Multi-epitope based vaccine design against Sarcoptes scabiei paramyosin using immunoinformatics approach

Abstract

Scabies is a parasitic skin infestation caused by mite Sarcoptes scabiei and is listed as one of the top 50 epidemic diseases known to affect >200 million people globally. The scabies mites have shown resistance to the many of currently available chemotherapeutics, a prerequisite to identify potential targets for vaccine development. Paramyosin has been identified as a potential vaccine candidate for parasite control and appears as an important immunogen in S. scabiei. In the present study, we used different immune-informatics tools to analyze S. scabiei paramyosin sequence and screen potential B and T cells epitopes.
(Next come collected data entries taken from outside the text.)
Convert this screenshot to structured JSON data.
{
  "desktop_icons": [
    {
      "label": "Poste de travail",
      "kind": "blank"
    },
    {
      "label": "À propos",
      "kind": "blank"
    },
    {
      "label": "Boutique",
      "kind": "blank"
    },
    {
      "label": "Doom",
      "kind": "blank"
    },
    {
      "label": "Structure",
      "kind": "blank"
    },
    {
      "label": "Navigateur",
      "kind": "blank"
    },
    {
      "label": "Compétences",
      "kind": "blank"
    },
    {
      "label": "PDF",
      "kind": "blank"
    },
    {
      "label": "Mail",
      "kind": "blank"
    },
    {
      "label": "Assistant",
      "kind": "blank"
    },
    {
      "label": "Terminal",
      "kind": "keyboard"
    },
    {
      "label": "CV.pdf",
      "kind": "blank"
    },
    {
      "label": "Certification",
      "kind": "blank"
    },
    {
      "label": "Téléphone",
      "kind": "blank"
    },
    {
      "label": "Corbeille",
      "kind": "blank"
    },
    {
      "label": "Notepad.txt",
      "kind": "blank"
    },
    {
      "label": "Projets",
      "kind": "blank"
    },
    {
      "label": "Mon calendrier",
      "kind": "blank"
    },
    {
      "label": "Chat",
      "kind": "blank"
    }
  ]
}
Epitope prioritization was done based on reference allele coverage, antigenicity, high antigenicity, adhesive ability, non-allergenicity and potential of binding to the DRB*0101 allele. Further, it was ensured that the selected candidates were feasible for experimental cloning and expression analysis. The predicted epitopes were also used in multi-peptide vaccine construction to maximize immunogenicity and efficient recognition and processing by the host immune system. Host immune system dynamics in response to the vaccine construct antigen were also elaborated in silico, revealing robust cellular and humoral immunity. To understand cellular interaction mechanisms, molecular docking followed by molecular dynamic simulation was performed to probe the predominant binding mode of the vaccine construct to the innate immune receptor TLR5. Estimation of binding free energy for the final construct was accomplished and revealed the system highly stable with enriched electrostatic and van der Waals energy. In summary, this study provides a gateway to understand the protein function analysis of a potential vaccine candidate for S. scabiei.